Na foto do Jornal do Commercio,
procura-se no canal do Arruda uma criança no meio do lixo espesso na água suja.
Onde está Wally? Ninguém vê uma cabecinha negra perdida no lixo e podridão do
rio. Ou do canal, que no Recife é um braço do rio. Se o colunista fosse poeta,
poderia compor um poema com o nome Os Meninos–Urubus. Ou meninos-ratos. Ou
meninos-lixo, simplesmente. Meninos-lixo? Não.
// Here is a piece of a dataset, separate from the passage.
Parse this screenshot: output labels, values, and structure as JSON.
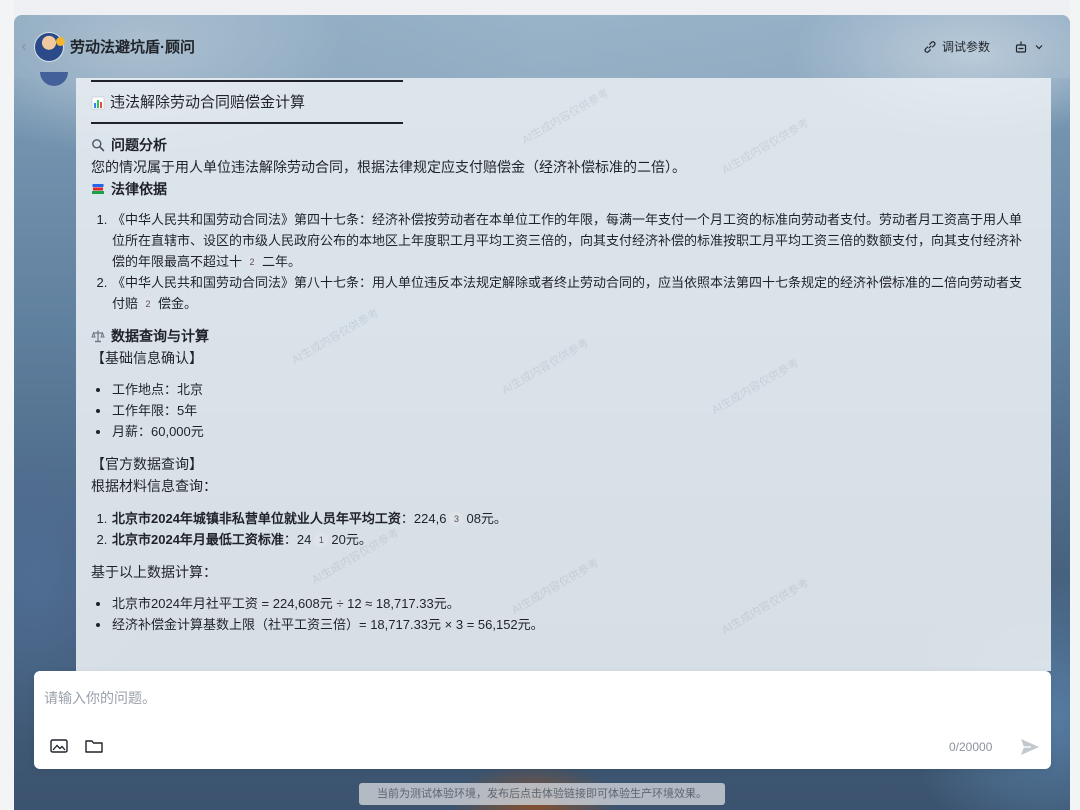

Lixo Tudo e Igual, pois uma bola
escura à semelhança de cabeça flutua entre plásticos. Para que tentar a poesia
que escapa ao colunista? João Cabral de Melo Neto já expressou como ninguém o
encontro de lama e rio, de resistência do homem que procurar sair do que o mata
no Capibaribe.
Com as devidas adaptações, porque o
menino da foto ainda não é o homem do poema de João Cabral, dele podemos dizer
nesta livre interpretação de O Cão sem Plumas:
Aquele canal jamais se abre aos peixes,
ao brilho, à inquietação de faca que há nos peixes.
Jamais se abre em peixes.
Abre-se em flores pobres e negras como negros.
Abre-se numa flora suja e mais mendiga
como são os mendigos negros.
Abre-se em mangues de folhas duras e crespos como um negro.
No Canal do Arruda difícil é saber onde começa o canal
onde a lama começa do canal
onde a terra começa da lama;
onde o novo, onde a pele começa da lama;
onde começa o novo homem daquele menino.